I have to initialize a variable in some precise situations but not at every loop of a data . So, I have used a retain statement on this variable. I initialize it to 0 (only in the case when I need to), but it didn't work.
Is anybody knows is it possible to initialize a variable when using a retain statement on it?
Yes its possible.
If you show provide an example of you code, someone can probably show you where you're going wrong.
I agree with Fareeza that you have probably just overlooked something in your code and, to get anyone to give you feedback, you'll have to post your code.
But, as you can see from the following example, one can definitely do what you are trying to do:
proc sort data=sashelp.class out=retain_example;
by sex;
run;
data retain_example;
set retain_example;
by sex;
retain gender;
if _n_ eq 1 then gender="Female";
else if first.sex then gender="Male";
run;
2 things you might not know:
- A retain statement is not executable, so it makes no difference if you put it after a test: it will always be used.

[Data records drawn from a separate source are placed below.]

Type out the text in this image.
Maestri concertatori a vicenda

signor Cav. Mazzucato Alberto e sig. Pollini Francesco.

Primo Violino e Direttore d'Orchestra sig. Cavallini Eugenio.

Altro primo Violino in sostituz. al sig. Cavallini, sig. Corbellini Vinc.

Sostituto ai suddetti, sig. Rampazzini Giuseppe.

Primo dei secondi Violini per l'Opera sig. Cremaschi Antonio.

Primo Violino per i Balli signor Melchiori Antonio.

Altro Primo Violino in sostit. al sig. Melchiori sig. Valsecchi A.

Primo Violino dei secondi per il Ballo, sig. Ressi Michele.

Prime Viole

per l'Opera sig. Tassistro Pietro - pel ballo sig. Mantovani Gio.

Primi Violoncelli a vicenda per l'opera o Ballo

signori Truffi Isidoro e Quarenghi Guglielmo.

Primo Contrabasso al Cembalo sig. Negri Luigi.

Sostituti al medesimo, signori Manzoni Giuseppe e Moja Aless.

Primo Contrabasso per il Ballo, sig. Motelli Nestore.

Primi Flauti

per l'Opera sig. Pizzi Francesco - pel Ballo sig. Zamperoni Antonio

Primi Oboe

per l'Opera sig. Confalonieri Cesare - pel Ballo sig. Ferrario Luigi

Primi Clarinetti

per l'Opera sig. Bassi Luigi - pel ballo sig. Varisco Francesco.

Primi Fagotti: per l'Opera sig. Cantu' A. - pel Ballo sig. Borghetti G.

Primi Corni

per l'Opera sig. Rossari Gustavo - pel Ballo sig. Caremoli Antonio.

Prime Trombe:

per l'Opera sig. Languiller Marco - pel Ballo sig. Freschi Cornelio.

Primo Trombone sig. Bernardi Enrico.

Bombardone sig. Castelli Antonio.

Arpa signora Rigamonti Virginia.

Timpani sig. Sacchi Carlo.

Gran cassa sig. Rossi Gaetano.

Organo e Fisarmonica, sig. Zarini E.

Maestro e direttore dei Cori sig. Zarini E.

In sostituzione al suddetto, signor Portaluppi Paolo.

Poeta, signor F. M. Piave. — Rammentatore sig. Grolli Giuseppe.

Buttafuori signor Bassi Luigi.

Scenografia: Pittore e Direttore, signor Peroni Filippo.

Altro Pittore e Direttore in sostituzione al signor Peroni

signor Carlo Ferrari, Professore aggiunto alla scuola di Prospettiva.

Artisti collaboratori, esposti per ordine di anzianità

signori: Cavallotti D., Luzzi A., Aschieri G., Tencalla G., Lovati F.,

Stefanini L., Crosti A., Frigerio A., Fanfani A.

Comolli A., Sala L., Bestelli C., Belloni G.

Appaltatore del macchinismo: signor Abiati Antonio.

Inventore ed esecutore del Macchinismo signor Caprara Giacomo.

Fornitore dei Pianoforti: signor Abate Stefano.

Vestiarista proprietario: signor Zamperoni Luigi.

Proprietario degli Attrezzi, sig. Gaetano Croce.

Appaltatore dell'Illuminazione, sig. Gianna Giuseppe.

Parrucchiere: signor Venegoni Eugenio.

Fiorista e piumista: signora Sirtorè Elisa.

- A retain initialisation is only done at the first data step iteration, when _N_=1.
Chris,
Yes, retain will work in either case, but its location definitely does affect the result. Run the following code and take a look at the order of the resulting variables in each case:
proc sort data=sashelp.class out=retain_example;
by sex;
run;
data retain_example1;
set retain_example;
by sex;
retain gender;
if _n_ eq 1 then gender="Female";
else if first.sex then gender="Male";
run;
data retain_example2;
retain gender;
set retain_example;
by sex;
if _n_ eq 1 then gender="Female";
else if first.sex then gender="Male";
run;
Indeed, retain will only affect the variables already defined/known when the statement is encountered as the data step is compiled.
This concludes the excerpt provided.